偌大的青樓,隻剩下這兩個人都是披著頭發,像是閑居的耄耋老人,一壺茶,一方淨土,一盤廝殺,一篇閑話。
“既然是下棋,當然要分出了勝負,才能停手。”夏淵末執黑子,尾追堵截。
“你堂堂的人皇陛下要跟一個小孩子,分個上下高低,又有什麽用呢,你不曾記得了,當年你說過,滌**妖魁魔魂才是你我的己任,也是必生的追求,一統三族,這是我們的使命。”易慕白執白子,稍退一步,海闊天空。

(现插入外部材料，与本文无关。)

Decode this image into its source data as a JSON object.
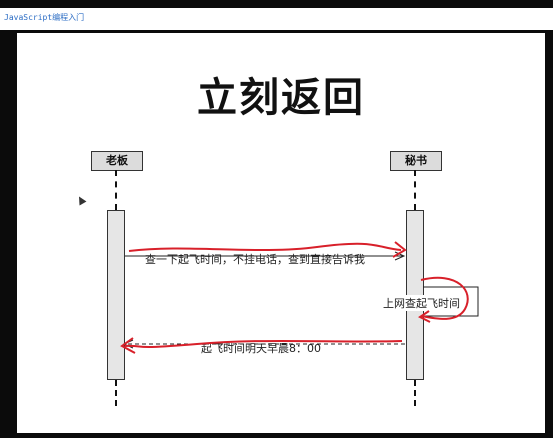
{
  "header": {
    "course_link": "JavaScript编程入门"
  },
  "slide": {
    "title": "立刻返回",
    "actors": {
      "left": "老板",
      "right": "秘书"
    },
    "messages": {
      "request": "查一下起飞时间，不挂电话，查到直接告诉我",
      "self_call": "上网查起飞时间",
      "reply": "起飞时间明天早晨8：00"
    }
  },
  "colors": {
    "annotation": "#d8202a",
    "link": "#2b6cc4"
  }
}
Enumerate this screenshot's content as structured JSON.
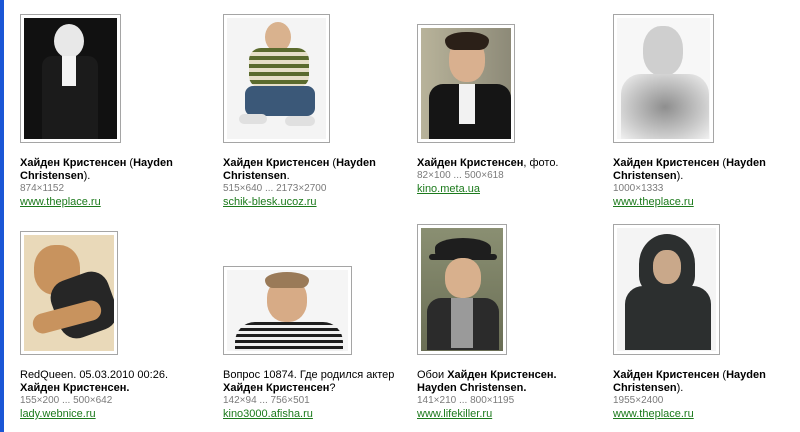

“他在我眼中可不是小孩子,能讓盜宗李蒼耳俯首帖耳,能與妖族和魔族的公主交情不淺,能籠絡今年兩族的比試的前十位的人心,最可怕的是他會五行之火,他是道祖一般的人物,縱觀人族至今,除了妖族的長生聖者和道祖,還有誰能以五行之火修行,他是天道者。那麽若說天道賦予了他能修五行之火的天賦,而且還是生在了蕭家。我不敢揣度天道的意思,但我也不允許,天道亡了夏家的天武。”夏淵末麵目猙獰的說著心中所想,而他也不得不這麽想。
夏淵末落子的手,都不禁的抖動著,易慕白深處右手按在夏淵末執子的手指上,幫他放在了,他想放的棋盤的位置上。
夏淵末落子,正好吃了三顆白子。
“你我之間,我不知現在是兄還是弟,是君還是臣。”夏淵末說道,也不管棋盤上白子的頹勢,繼續排兵布陣。
“你是我的兄長,一生都是。”夏淵末平靜了下來。
“兄長,我們兩人曾經都有一個兄長,天嶽兄長,如今還不是背負著罵名,反叛的罪名不還是鏤刻在了兄長的身上。現在,我倒是不敢信了,這天下,沒有人能做你的兄長。”易慕白麵無表情的說著,執白子以守為攻。